The invention relates to a device for separating into multiple components a fluid, such as gas, water, oil and more particularly an emulsion such as a mixture of water and oil, milk and so on, which device consists of a drum consisting of a cylindrical outer casing, a bottom and a cover, which bottom and cover can be or are attached hermetically to the outer casing, and wherein a cylindrical inner casing is mounted coaxially on the drum, thereby creating a space bounded by the outer surface of the cylindrical inner casing, the inner surface of the cylindrical outer casing, the bottom and the cover, in which space a large number of elongate elements are arranged extending from the inner casing as far as the outer casing, which drum can be set into rotation about its axis of symmetry or axis of rotation using drive means, in addition to supply means for feeding the fluid to the space close to the one outer end of the cylindrical casings and discharge means for discharging the fluid from the space close to the other outer end of the cylindrical casings .

Such a device is known from the PCT patent WO 00 32297 of applicant. A device is described in this patent application with which solids can be separated from a fluid.

The object of the invention is a device with which it is possible to separate into its components a fluid consisting of a mixture of liquids, such as an emulsion of oil in water and fat in milk or a gas in which a liquid is suspended in finely distributed manner.

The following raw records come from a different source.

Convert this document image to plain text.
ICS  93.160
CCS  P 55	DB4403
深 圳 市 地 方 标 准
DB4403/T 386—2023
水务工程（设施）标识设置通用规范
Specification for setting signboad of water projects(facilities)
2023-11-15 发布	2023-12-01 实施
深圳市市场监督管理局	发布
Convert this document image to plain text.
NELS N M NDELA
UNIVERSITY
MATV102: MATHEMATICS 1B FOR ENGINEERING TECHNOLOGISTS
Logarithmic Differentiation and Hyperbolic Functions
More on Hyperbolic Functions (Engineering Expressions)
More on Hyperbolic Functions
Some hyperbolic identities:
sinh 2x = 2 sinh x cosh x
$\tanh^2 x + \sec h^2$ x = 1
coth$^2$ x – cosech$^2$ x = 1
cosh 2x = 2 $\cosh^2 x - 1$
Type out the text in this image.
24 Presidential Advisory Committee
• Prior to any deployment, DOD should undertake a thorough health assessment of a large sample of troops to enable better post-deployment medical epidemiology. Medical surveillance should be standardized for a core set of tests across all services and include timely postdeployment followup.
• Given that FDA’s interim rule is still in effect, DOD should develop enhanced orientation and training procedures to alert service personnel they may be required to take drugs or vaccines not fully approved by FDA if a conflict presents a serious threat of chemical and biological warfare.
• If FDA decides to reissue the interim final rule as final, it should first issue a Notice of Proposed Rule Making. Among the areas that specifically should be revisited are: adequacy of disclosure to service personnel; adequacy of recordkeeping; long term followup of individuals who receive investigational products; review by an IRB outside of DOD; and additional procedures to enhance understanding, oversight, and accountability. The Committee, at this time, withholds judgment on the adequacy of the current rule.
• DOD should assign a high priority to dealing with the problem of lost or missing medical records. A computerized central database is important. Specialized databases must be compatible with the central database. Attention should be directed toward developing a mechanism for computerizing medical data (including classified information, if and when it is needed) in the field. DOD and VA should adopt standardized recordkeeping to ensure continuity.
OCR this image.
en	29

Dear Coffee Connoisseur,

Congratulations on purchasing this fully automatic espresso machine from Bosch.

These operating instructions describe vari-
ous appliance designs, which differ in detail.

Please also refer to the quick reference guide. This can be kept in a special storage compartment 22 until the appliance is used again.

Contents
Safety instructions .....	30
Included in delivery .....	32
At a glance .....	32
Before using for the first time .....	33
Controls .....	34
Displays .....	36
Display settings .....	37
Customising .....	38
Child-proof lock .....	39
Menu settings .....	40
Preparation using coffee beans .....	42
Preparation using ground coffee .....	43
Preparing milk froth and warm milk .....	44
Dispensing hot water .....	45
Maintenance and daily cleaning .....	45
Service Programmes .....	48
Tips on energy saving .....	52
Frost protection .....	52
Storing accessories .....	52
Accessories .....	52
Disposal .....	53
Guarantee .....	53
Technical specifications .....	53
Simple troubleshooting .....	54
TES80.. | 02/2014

This objective is achieved with the device according to the invention in that the cover is provided with two concentric circular outflow openings which are separated from

each other and the centres of which coincide with the axis of rotation, wherein the outflow opening with the greater diameter is separated by a wall from the outflow opening with the smaller diameter, and that the discharge means comprise two outlets separated from each other, wherein the one or first outlet discharges the fluid situated close to the outer casing from the space via the outflow opening with the greater diameter and the other or second outlet discharges the fluid situated close to the inner casing from the space via the outflow opening with the smaller diameter.

It is possible with the device according to the invention to rapidly separate an emulsion, such as a mixture of water and oil or a mixture of milk and fat, into a fraction with a high specific weight and a fraction with a low specific weight. The device is also suitable for rapid separation of a gas, in which a liquid is present in finely distributed state, into a gas fraction and a liquid fraction. By carrying the fluid through the brush space when the drum is in uniform rotation the fluid will then likewise be in uniform rotation as seen in the plane perpendicular to the axis of rotation, because the brush bristles carry the fluid with them in the rotating movement. Because the distance between the brush bristles is very small, very high rotation speeds can be applied without the liquid becoming turbulent. By supplying fluid constantly there will be a laminar flow of the fluid transversely of the direction of rotation, parallel to the axis of rotation. Under the influence of the centripetal and centrifugal forces the fluid will begin increasingly to separate as seen in the direction of the rotation axis into a layer with a high specific weight and into a layer with a low specific weight, and after separation both layers can be discharged individually.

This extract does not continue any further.